As any network operator can attest, the words “firewall” and “security appliance” carry multiple connotations; some of which are flattering and others that are… not.
That being said, developing scalable and feature driven security devices is a difficult task, especially while trying to provide the best performance at the most competitive price.
Over the past few years, the number of enterprises that have migrated to hybrid datacenters and cloud architecture has increased dramatically, exacerbating underlying issues such as throughput, redundancy and administration.
As a result, today’s enterprise architectures are far more distributed than ever before – most often a conglomeration of multiple vendors, code versions and management methods.
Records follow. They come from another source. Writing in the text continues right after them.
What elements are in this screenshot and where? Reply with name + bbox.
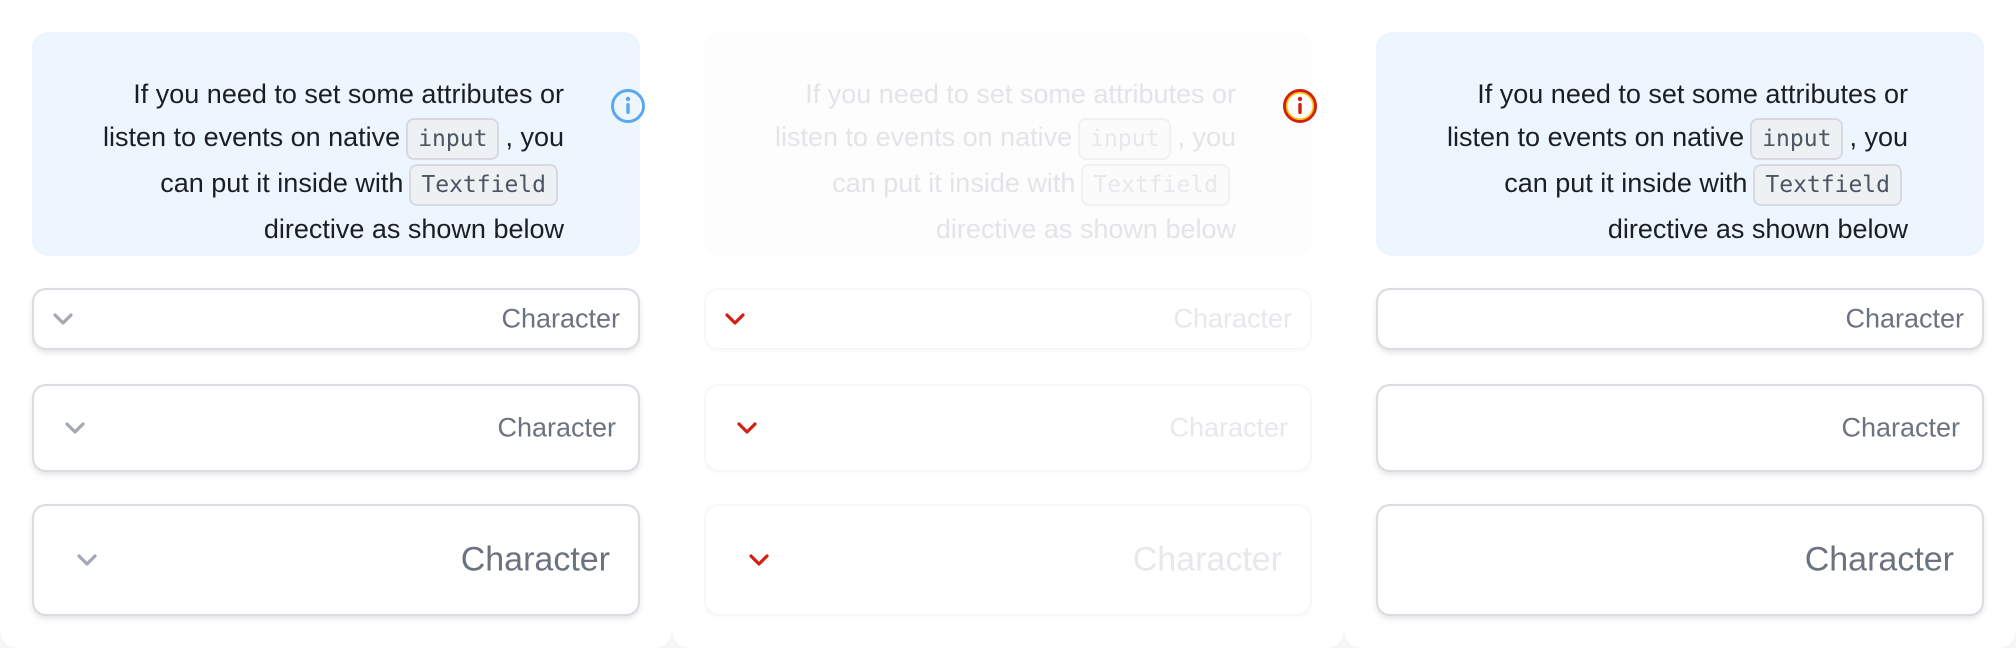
notice-line-3-prefix: can put it inside with bbox=[160, 168, 404, 198]
text-field-large[interactable]: Character bbox=[1376, 504, 1984, 616]
notice-line-2-suffix: , you bbox=[1849, 122, 1908, 152]
text-field-medium[interactable]: Character bbox=[1376, 384, 1984, 472]
info-notice: If you need to set some attributes or li… bbox=[1376, 32, 1984, 256]
code-textfield: Textfield bbox=[1081, 163, 1230, 206]
notice-text: If you need to set some attributes or li… bbox=[44, 74, 564, 252]
panel-disabled: If you need to set some attributes or li… bbox=[672, 0, 1344, 648]
field-label: Character bbox=[1169, 412, 1288, 443]
field-label: Character bbox=[460, 540, 610, 579]
chevron-down-icon[interactable] bbox=[736, 421, 758, 435]
notice-line-2-suffix: , you bbox=[505, 122, 564, 152]
chevron-down-icon[interactable] bbox=[76, 553, 98, 567]
notice-line-1: If you need to set some attributes or bbox=[133, 79, 564, 109]
chevron-down-icon[interactable] bbox=[64, 421, 86, 435]
notice-line-3-prefix: can put it inside with bbox=[832, 168, 1076, 198]
notice-line-1: If you need to set some attributes or bbox=[805, 79, 1236, 109]
notice-line-4: directive as shown below bbox=[935, 214, 1236, 244]
notice-line-1: If you need to set some attributes or bbox=[1477, 79, 1908, 109]
panel-no-icons: If you need to set some attributes or li… bbox=[1344, 0, 2016, 648]
code-textfield: Textfield bbox=[409, 163, 558, 206]
select-field-small[interactable]: Character bbox=[32, 288, 640, 350]
field-label: Character bbox=[1841, 412, 1960, 443]
code-input: input bbox=[1750, 117, 1844, 160]
info-notice: If you need to set some attributes or li… bbox=[32, 32, 645, 256]
notice-text: If you need to set some attributes or li… bbox=[716, 74, 1236, 252]
notice-line-2-prefix: listen to events on native bbox=[1447, 122, 1745, 152]
code-input: input bbox=[1078, 117, 1172, 160]
select-field-medium[interactable]: Character bbox=[704, 384, 1312, 472]
field-label: Character bbox=[501, 303, 620, 334]
notice-line-2-suffix: , you bbox=[1177, 122, 1236, 152]
select-field-medium[interactable]: Character bbox=[32, 384, 640, 472]
chevron-down-icon[interactable] bbox=[52, 312, 74, 326]
info-icon bbox=[1283, 89, 1317, 123]
field-label: Character bbox=[497, 412, 616, 443]
field-label: Character bbox=[1173, 303, 1292, 334]
chevron-down-icon[interactable] bbox=[724, 312, 746, 326]
panel-default: If you need to set some attributes or li… bbox=[0, 0, 672, 648]
info-notice: If you need to set some attributes or li… bbox=[704, 32, 1317, 256]
stage: If you need to set some attributes or li… bbox=[0, 0, 2016, 648]
info-icon bbox=[611, 89, 645, 123]
notice-line-4: directive as shown below bbox=[1607, 214, 1908, 244]
select-field-small[interactable]: Character bbox=[704, 288, 1312, 350]
notice-text: If you need to set some attributes or li… bbox=[1388, 74, 1908, 252]
field-label: Character bbox=[1804, 540, 1954, 579]
field-label: Character bbox=[1845, 303, 1964, 334]
select-field-large[interactable]: Character bbox=[704, 504, 1312, 616]
chevron-down-icon[interactable] bbox=[748, 553, 770, 567]
notice-line-2-prefix: listen to events on native bbox=[775, 122, 1073, 152]
select-field-large[interactable]: Character bbox=[32, 504, 640, 616]
field-label: Character bbox=[1132, 540, 1282, 579]
code-input: input bbox=[406, 117, 500, 160]
code-textfield: Textfield bbox=[1753, 163, 1902, 206]
notice-line-2-prefix: listen to events on native bbox=[103, 122, 401, 152]
notice-line-4: directive as shown below bbox=[263, 214, 564, 244]
notice-line-3-prefix: can put it inside with bbox=[1504, 168, 1748, 198]
text-field-small[interactable]: Character bbox=[1376, 288, 1984, 350]
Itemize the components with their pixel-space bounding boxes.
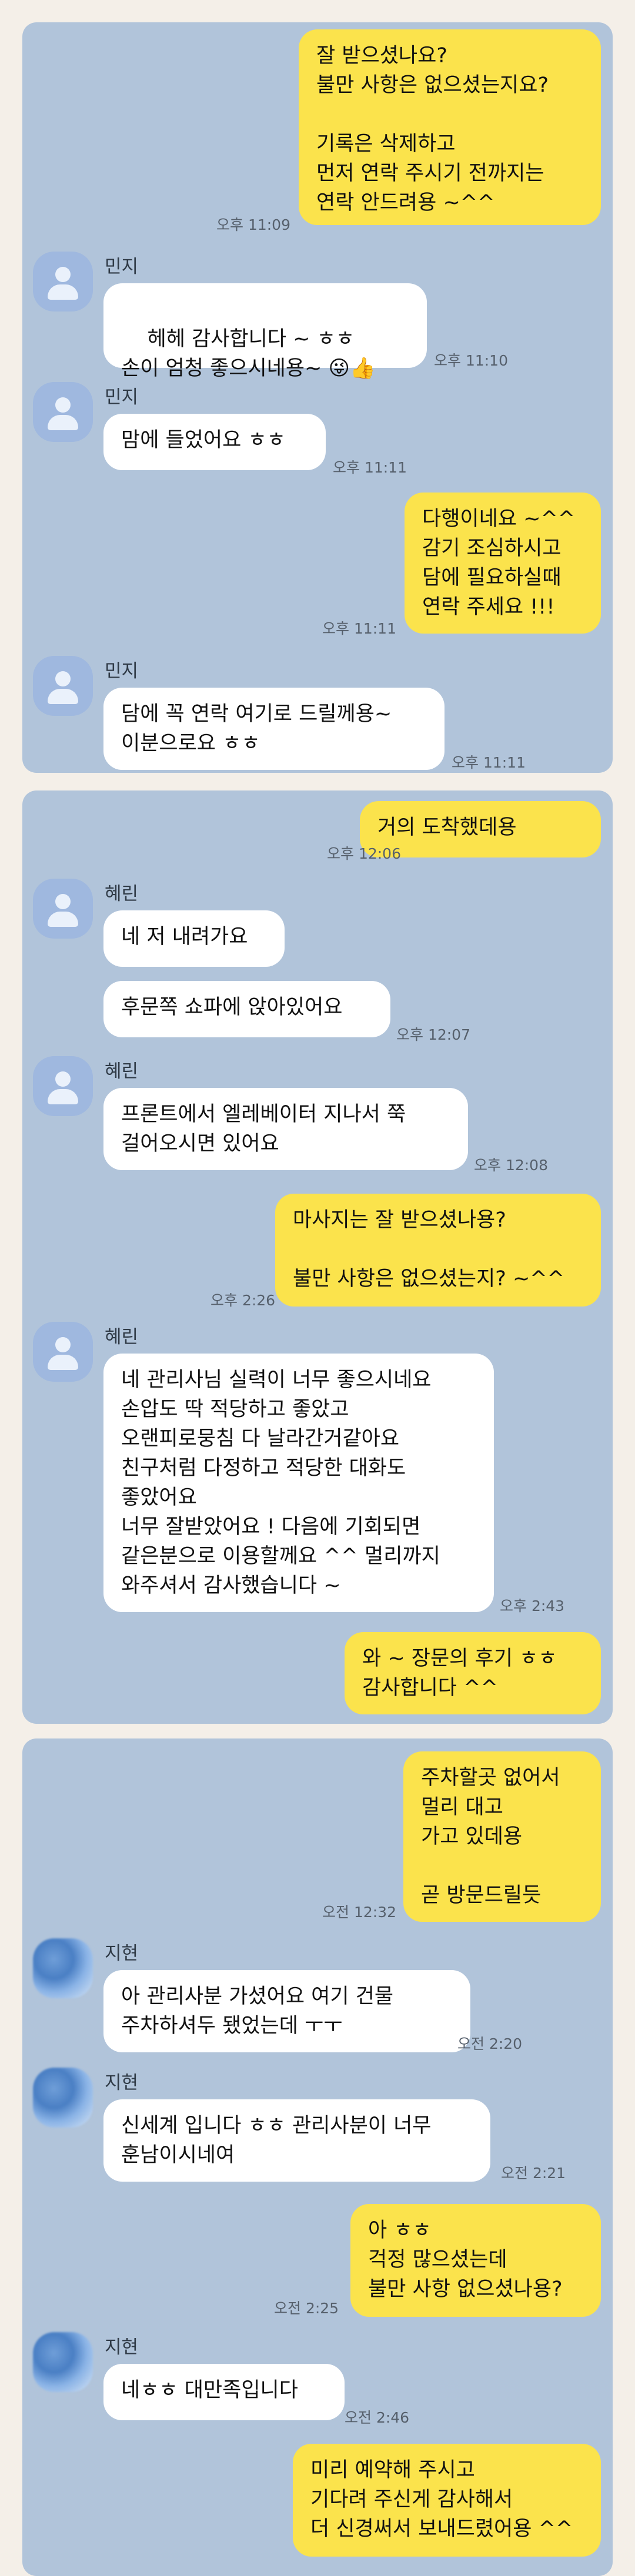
incoming-message[interactable]: 담에 꼭 연락 여기로 드릴께용~ 이분으로요 ㅎㅎ: [103, 688, 444, 770]
chat-panel-3: 주차할곳 없어서 멀리 대고 가고 있데용 곧 방문드릴듯 오전 12:32 지…: [22, 1738, 613, 2576]
message-time: 오후 11:11: [452, 754, 526, 771]
incoming-message[interactable]: 신세계 입니다 ㅎㅎ 관리사분이 너무 훈남이시네여: [103, 2099, 490, 2182]
message-time: 오전 2:20: [457, 2035, 523, 2052]
avatar[interactable]: [33, 2068, 93, 2128]
avatar[interactable]: [33, 382, 93, 442]
message-time: 오후 11:09: [216, 216, 290, 233]
outgoing-message[interactable]: 와 ~ 장문의 후기 ㅎㅎ 감사합니다 ^^: [345, 1632, 601, 1714]
avatar[interactable]: [33, 1056, 93, 1116]
message-time: 오전 2:21: [501, 2165, 566, 2182]
avatar[interactable]: [33, 1322, 93, 1382]
outgoing-message[interactable]: 다행이네요 ~^^ 감기 조심하시고 담에 필요하실때 연락 주세요 !!!: [405, 493, 601, 634]
outgoing-message[interactable]: 아 ㅎㅎ 걱정 많으셨는데 불만 사항 없으셨나용?: [350, 2204, 601, 2317]
chat-panel-2: 거의 도착했데용 오후 12:06 혜린 네 저 내려가요 후문쪽 쇼파에 앉아…: [22, 790, 613, 1724]
message-time: 오전 12:32: [322, 1904, 396, 1921]
avatar[interactable]: [33, 879, 93, 939]
message-time: 오후 11:11: [322, 620, 396, 637]
sender-name: 혜린: [105, 883, 139, 905]
avatar[interactable]: [33, 1938, 93, 1998]
incoming-message[interactable]: 네 저 내려가요: [103, 910, 285, 967]
sender-name: 혜린: [105, 1061, 139, 1082]
outgoing-message[interactable]: 주차할곳 없어서 멀리 대고 가고 있데용 곧 방문드릴듯: [403, 1751, 601, 1922]
avatar[interactable]: [33, 2332, 93, 2392]
sender-name: 혜린: [105, 1326, 139, 1348]
message-time: 오후 2:43: [500, 1597, 565, 1614]
incoming-message[interactable]: 헤헤 감사합니다 ~ ㅎㅎ 손이 엄청 좋으시네용~ 😜👍: [103, 283, 427, 380]
message-time: 오전 2:46: [345, 2409, 410, 2426]
incoming-message[interactable]: 후문쪽 쇼파에 앉아있어요: [103, 981, 390, 1037]
sender-name: 지현: [105, 1943, 139, 1964]
incoming-message[interactable]: 맘에 들었어요 ㅎㅎ: [103, 414, 326, 470]
incoming-message[interactable]: 네 관리사님 실력이 너무 좋으시네요 손압도 딱 적당하고 좋았고 오랜피로뭉…: [103, 1354, 494, 1612]
sender-name: 민지: [105, 661, 139, 682]
message-time: 오후 2:26: [210, 1292, 276, 1309]
avatar[interactable]: [33, 252, 93, 311]
outgoing-message[interactable]: 마사지는 잘 받으셨나용? 불만 사항은 없으셨는지? ~^^: [275, 1194, 601, 1307]
sender-name: 민지: [105, 387, 139, 408]
message-time: 오후 12:08: [474, 1157, 548, 1174]
avatar[interactable]: [33, 656, 93, 716]
incoming-message[interactable]: 아 관리사분 가셨어요 여기 건물 주차하셔두 됐었는데 ㅜㅜ: [103, 1970, 470, 2052]
outgoing-message[interactable]: 미리 예약해 주시고 기다려 주신게 감사해서 더 신경써서 보내드렸어용 ^^: [293, 2444, 601, 2557]
message-time: 오후 11:10: [434, 352, 508, 369]
sender-name: 지현: [105, 2337, 139, 2358]
chat-panel-1: 잘 받으셨나요? 불만 사항은 없으셨는지요? 기록은 삭제하고 먼저 연락 주…: [22, 22, 613, 773]
sender-name: 민지: [105, 256, 139, 277]
incoming-message[interactable]: 네ㅎㅎ 대만족입니다: [103, 2364, 345, 2420]
message-time: 오후 11:11: [333, 459, 407, 476]
outgoing-message[interactable]: 잘 받으셨나요? 불만 사항은 없으셨는지요? 기록은 삭제하고 먼저 연락 주…: [299, 29, 601, 225]
sender-name: 지현: [105, 2072, 139, 2093]
message-time: 오후 12:06: [327, 845, 401, 862]
incoming-message[interactable]: 프론트에서 엘레베이터 지나서 쭉 걸어오시면 있어요: [103, 1088, 468, 1170]
message-time: 오후 12:07: [396, 1026, 470, 1043]
message-text: 헤헤 감사합니다 ~ ㅎㅎ 손이 엄청 좋으시네용~ 😜👍: [121, 327, 376, 380]
message-time: 오전 2:25: [274, 2300, 339, 2317]
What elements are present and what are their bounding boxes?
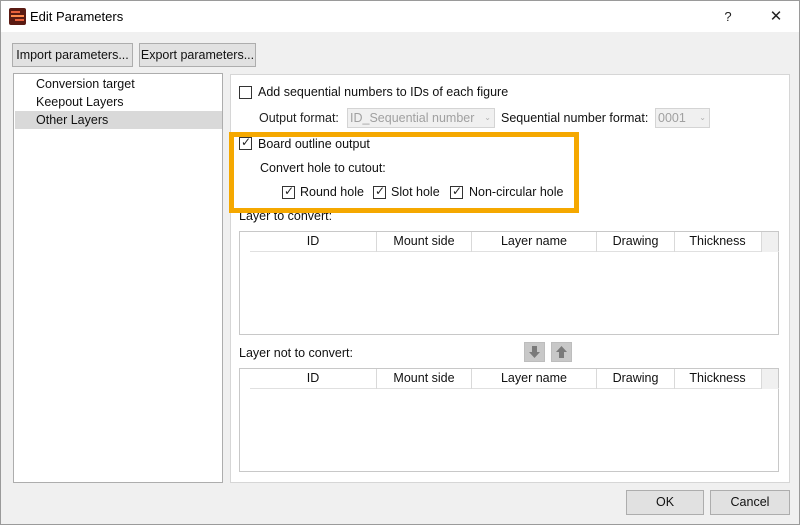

Imagine being an operator responsible for multiple datacenter network security systems and having to integrate your security management methodology into a cloud environment.
This remains a daunting challenge not only due to many organizations’ inability to find critical staff or the sheer difficulty of centrally managing systems seamlessly, but also in achieving a high level of faith that everything will operate in the same manner after a code upgrade or activation of a new feature.
Since the rest of the networking space has already adopted horizontal scaling for hardware and software, why aren’t we following the same methodology for security? Security appliances are not carrier grade routers, nor should they be treated as such. Yet, the sheer number of features that enterprises require from their security systems often comes at the sacrifice of throughput, creating subsequent traffic flow issues across the network.
As a result, firewalls and other security appliances must evolve to operate as a piece of software on commodity hardware or a virtual machine to both scale horizontally and empower all the necessary features, regardless of their deployment location. A common, easily tunable API abstraction management layer will also be critical in reducing operational overhead for network engineers.
By adopting this mindset, security systems will provide a much higher level of accuracy for threat detection and mitigation, along with administration of rule sets, resiliency and throughput – all while reducing operational and capital expenditures. The rest of the network must communicate and share critical information, especially as we progress more and more into Software Defined Networking (SDN) and Networks Function Virtualization (NFV).
Yet, network security systems continue to operate as islands today.
To change this we must truly embrace the mindset that security is just another key service that operates within the chain that is the network. Only then can we can move forward in developing a more protective, unified, vendor neutral and architecturally agnostic framework.